OOIDA has long advocated for an entry-level driver training program, saying that a trained driver is one of the best approaches to improving safety. Not coincidentally, OOIDA said the same thing a quarter-century ago at the FHWA Truck and Bus Safety Summit in 1995.
“We discourage FMCSA from further delaying the entry-level driving training rule, which is now pushed back until 2022,” Pugh said on Wednesday. “The initial delay granted earlier this year means that more new drivers will enter the industry without the basic skills needed to safely operate a truck. Driving a truck is a highly skilled profession. More proficient instruction would reduce crashes and prepare individuals for a safe and viable career in trucking.
“This should absolutely include a national training standard that requires, at minimum, several hundred hours of behind-the-wheel training. There is no other way to learn.”
Truck parking crisis
In addition, OOIDA supports the Truck Parking Safety Improvement Act, HR6104, which was introduced by Reps. Mike Bost, R-Ill., and Angie Craig, D-Minn., in March. The bipartisan legislation would set aside hundreds of millions of dollars to add truck parking.
Pugh said the crisis goes beyond the truckers themselves. A lack of parking can force truck drivers to park on the shoulder or continue driving until they can find a safe place to park.

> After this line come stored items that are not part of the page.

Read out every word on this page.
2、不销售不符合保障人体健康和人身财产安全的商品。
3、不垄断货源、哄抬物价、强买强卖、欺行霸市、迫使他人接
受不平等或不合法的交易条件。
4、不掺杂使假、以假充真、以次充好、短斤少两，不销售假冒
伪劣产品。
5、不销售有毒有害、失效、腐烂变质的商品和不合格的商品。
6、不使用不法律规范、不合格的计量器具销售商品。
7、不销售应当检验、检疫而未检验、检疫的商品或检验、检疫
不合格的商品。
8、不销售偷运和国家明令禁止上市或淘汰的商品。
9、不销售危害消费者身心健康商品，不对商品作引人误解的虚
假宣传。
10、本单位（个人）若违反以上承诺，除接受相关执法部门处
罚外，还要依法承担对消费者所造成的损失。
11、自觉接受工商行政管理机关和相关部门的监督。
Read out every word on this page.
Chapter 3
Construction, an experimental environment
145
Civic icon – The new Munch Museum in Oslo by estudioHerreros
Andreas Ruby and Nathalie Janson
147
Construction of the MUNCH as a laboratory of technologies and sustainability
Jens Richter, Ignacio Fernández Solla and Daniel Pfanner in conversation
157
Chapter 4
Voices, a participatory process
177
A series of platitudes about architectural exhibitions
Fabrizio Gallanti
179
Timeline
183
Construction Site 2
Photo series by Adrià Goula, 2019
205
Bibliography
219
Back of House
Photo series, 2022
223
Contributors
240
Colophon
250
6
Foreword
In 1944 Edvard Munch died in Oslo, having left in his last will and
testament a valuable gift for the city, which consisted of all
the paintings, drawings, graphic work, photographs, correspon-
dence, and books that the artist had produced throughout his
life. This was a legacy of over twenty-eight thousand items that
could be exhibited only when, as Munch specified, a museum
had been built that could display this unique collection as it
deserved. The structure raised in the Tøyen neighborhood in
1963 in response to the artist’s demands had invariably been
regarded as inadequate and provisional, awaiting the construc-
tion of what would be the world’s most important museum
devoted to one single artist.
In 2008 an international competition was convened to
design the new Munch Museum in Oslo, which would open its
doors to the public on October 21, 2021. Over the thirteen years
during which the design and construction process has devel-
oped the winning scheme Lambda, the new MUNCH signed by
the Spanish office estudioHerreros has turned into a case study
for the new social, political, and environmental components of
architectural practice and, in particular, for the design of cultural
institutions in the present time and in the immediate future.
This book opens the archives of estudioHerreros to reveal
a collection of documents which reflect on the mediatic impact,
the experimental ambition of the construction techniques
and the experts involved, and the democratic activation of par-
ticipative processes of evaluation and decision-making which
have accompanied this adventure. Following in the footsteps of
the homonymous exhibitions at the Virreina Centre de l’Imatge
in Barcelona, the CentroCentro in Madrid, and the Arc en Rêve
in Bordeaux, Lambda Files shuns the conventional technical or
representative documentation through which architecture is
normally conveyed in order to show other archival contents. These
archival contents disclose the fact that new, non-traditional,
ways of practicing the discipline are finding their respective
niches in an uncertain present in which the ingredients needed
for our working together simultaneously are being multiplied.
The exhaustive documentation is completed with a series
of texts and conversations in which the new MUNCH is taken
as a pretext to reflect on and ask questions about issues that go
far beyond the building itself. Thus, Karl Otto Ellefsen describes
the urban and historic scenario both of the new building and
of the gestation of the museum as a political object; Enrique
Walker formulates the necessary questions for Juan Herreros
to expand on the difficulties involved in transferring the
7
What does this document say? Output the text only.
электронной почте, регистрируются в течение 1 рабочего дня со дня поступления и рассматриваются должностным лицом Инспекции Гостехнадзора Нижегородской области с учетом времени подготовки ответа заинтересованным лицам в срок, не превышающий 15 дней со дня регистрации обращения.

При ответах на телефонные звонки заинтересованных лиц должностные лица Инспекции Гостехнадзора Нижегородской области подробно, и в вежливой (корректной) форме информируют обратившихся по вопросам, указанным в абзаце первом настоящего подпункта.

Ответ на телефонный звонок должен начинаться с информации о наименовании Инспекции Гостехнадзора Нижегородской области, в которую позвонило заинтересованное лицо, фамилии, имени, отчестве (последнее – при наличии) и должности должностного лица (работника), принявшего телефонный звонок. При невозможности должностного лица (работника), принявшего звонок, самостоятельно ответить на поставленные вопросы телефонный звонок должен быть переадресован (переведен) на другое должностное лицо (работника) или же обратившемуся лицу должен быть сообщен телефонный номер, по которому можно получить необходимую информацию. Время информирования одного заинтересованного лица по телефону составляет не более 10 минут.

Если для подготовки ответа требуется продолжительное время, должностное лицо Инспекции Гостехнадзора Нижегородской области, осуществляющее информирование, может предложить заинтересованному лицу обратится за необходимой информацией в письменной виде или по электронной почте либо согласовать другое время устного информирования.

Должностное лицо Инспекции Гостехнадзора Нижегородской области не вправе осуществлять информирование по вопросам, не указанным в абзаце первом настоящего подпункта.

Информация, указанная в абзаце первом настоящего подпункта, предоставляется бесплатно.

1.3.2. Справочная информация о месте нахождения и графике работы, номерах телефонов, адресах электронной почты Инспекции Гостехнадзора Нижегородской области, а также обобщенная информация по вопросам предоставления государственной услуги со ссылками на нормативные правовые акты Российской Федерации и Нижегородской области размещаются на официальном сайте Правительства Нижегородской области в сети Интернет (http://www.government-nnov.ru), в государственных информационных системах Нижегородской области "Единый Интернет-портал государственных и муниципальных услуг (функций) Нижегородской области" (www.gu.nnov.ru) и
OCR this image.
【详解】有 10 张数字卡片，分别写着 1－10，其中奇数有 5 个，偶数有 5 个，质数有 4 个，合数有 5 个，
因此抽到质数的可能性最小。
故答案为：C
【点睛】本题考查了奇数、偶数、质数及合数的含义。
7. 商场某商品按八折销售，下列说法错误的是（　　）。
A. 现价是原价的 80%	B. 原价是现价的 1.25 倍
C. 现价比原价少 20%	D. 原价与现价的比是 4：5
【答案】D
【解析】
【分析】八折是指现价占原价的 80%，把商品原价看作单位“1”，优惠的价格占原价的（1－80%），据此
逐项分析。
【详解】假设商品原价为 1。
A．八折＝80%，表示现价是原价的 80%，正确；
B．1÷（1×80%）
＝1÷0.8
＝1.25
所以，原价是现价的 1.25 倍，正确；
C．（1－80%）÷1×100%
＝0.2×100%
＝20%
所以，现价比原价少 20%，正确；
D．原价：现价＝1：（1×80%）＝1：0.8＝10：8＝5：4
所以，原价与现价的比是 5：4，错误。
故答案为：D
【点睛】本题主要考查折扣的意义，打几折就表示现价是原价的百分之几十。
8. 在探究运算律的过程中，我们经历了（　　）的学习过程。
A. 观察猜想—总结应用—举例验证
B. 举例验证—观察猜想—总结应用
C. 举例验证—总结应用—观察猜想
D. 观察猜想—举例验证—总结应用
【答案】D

“The truck parking shortage is a national crisis,” he said. “This is a safety issue for all highway users.”
FMCSA’s 2020 Trucking Safety Summit was conducted as a virtual meeting on Aug. 5. The event, which was divided into eight sessions, was originally scheduled to be at Washington, D.C., in March. It was moved to a web-based format because of the COVID-19 pandemic.
Pugh served on the summit’s opening session, which include FMCSA acting Administrator Jim Mullen as moderator and ATA President Chris Spear, National Tank Truck Carriers Vice President Dan Furth, and Road Safe America President Stephen Owings as panelists.
Spear pushed for allowing motor carriers to use hair testing in lieu of urinalysis for its drug testing programs. The U.S. Department of Health and Human Services was tasked by Congress to create hair testing guidelines. A final rule has cleared the White House Office of Management and Budget but has not been revealed.
OOIDA has voiced concerns about the potential biases involved with hair testing and has said it has not seen any evidence showing a connection between hair testing and crash reduction. Pugh added that hair testing looks back at exposure from six months ago rather than whether or not a driver is using now.
“Is the problem six months ago, or is the problem now?”
Mullen emphasized that there has been “zero movement” toward a mandate of hair testing. Rather, motor carriers would be allowed to use hair testing instead of urinalysis.
Owings spent much of his time advocating for heavy-duty trucks to be required to use a speed limiter.
OOIDA has long contended that a speed limiter mandate would lead to more vehicle interactions, which would lead to more crashes.